Embedded products are increasingly equipped with anomaly detection and fail-safe functions to meet functional safety and other standards. Some products have more than 100 anomaly detections, and many of these anomaly detection information (state transition conditions: events) may result in a large state transition program. Therefore, we introduce a compact state transition program.
Feature
- Places events in the bitfields of state variables.
- Calls state applications from the value of a state variable without determining the state from the event.

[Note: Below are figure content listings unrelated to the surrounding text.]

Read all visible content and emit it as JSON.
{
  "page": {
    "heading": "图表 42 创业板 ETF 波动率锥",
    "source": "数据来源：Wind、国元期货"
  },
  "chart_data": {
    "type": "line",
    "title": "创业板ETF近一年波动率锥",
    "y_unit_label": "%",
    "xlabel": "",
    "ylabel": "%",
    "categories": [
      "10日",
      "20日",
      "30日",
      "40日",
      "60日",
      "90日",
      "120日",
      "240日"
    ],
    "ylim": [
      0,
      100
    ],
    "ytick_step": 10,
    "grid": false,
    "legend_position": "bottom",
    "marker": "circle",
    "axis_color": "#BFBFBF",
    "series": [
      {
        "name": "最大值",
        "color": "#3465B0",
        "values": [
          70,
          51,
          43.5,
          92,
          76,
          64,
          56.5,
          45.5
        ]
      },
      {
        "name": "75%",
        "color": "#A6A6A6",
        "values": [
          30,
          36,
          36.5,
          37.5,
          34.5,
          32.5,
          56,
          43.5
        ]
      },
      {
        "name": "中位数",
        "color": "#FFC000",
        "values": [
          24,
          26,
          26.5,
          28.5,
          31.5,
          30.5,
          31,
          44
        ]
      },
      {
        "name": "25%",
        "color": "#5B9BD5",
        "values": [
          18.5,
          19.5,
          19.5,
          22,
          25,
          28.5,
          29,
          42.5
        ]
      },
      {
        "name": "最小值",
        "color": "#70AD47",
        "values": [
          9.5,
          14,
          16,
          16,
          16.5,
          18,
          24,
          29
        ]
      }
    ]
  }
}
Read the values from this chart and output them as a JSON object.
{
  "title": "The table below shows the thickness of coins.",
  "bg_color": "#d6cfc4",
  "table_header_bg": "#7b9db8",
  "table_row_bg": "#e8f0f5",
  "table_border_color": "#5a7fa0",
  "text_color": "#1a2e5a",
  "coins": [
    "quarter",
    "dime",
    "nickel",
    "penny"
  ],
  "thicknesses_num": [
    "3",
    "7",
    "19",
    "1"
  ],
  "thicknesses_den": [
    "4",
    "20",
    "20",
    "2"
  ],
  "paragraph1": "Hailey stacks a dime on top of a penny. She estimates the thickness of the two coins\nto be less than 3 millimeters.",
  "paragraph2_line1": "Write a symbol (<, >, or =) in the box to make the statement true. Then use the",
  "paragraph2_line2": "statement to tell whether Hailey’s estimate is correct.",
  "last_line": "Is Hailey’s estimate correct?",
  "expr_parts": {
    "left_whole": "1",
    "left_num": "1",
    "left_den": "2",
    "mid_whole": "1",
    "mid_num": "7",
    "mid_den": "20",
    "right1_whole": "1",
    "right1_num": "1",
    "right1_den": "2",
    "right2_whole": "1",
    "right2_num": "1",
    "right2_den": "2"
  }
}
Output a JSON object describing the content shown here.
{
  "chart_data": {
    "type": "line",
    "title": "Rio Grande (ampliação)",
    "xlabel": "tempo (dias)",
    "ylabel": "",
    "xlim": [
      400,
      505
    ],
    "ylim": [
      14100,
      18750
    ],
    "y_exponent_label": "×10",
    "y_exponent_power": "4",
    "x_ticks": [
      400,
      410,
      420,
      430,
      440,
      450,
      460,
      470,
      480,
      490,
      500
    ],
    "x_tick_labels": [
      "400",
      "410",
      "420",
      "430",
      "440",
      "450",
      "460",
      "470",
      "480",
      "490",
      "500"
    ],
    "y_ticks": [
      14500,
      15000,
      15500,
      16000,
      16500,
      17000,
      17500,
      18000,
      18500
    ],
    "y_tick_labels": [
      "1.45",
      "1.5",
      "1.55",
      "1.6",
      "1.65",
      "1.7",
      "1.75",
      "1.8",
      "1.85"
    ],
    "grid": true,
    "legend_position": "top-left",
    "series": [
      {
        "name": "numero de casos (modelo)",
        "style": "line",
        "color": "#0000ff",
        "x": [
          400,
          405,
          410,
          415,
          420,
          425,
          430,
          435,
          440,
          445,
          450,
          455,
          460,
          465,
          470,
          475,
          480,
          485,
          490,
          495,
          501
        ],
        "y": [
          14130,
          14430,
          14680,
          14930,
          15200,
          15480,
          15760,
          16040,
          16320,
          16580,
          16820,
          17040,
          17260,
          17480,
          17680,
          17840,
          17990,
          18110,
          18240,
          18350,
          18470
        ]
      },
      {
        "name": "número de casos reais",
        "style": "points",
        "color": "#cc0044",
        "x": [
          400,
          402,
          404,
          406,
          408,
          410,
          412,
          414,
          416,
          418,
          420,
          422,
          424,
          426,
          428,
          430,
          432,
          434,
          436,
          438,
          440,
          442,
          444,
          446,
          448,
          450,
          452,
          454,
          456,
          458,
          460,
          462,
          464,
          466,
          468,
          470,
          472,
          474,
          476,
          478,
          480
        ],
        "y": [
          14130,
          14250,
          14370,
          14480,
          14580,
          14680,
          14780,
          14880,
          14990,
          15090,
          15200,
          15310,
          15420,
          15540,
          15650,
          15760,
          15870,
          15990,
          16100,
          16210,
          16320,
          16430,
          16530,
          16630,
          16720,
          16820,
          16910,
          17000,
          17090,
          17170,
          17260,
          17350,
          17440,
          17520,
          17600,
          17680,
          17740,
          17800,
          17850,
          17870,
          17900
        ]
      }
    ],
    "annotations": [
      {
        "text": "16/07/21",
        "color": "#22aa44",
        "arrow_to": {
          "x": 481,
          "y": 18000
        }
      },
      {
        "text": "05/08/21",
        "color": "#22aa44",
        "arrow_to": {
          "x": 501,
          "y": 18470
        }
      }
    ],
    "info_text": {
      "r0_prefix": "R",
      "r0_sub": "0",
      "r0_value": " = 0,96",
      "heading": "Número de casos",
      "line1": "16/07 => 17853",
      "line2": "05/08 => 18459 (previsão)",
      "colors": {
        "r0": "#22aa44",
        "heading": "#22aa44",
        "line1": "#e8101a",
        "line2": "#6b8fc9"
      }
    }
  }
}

- Replaces label names to match specifications, ensuring consistency with specifications.
typedef struct{
union{
unsigned char state;
struct{
unsigned char b7 : 1;
unsigned char b6 : 1;
unsigned char b5 : 1;
unsigned char b4 : 1;
unsigned char b3 : 1;
unsigned char b2 : 1;
unsigned char b1 : 1;
unsigned char b0 : 1;
}event;
};
}state_event;
static state_event STATE[3] = { { .state = 0x80 }, { .state = 0U }, { .state = 0U } };
// Re Lable name
#define State1 STATE[0].state
#define State2 STATE[1].state
#define State3 STATE[2].state
#define E1 State2.event.b7
#define E2 State2.event.b6
#define E3 State1.event.b7
#define E4 State3.event.b7
#define E5 State3.event.b6
#define E6 State3.event.b5
#define E7 State3.event.b4
#define E8 State1.event.b6
void Func_State1( void );
void Func_State2( void );
void Func_State3( void );
void Func_state_flow( void )
{
if( State1 !=0 ){
Func_State1();
}else if( State2 != 0 ){
Func_State2();
}else if( State3 != 0 ){
Func_State3();
}else{
// State flow Error
}
}
void Func_State1( void )
{
// State1 Application
// E1, E2, E6, E7 Judgment
}
void Func_State2( void )
{
// State2 Application
// E3, E4, E5 Judgment
}
void Func_State3( void )
{
// State3 Application
// E8 Judgment
}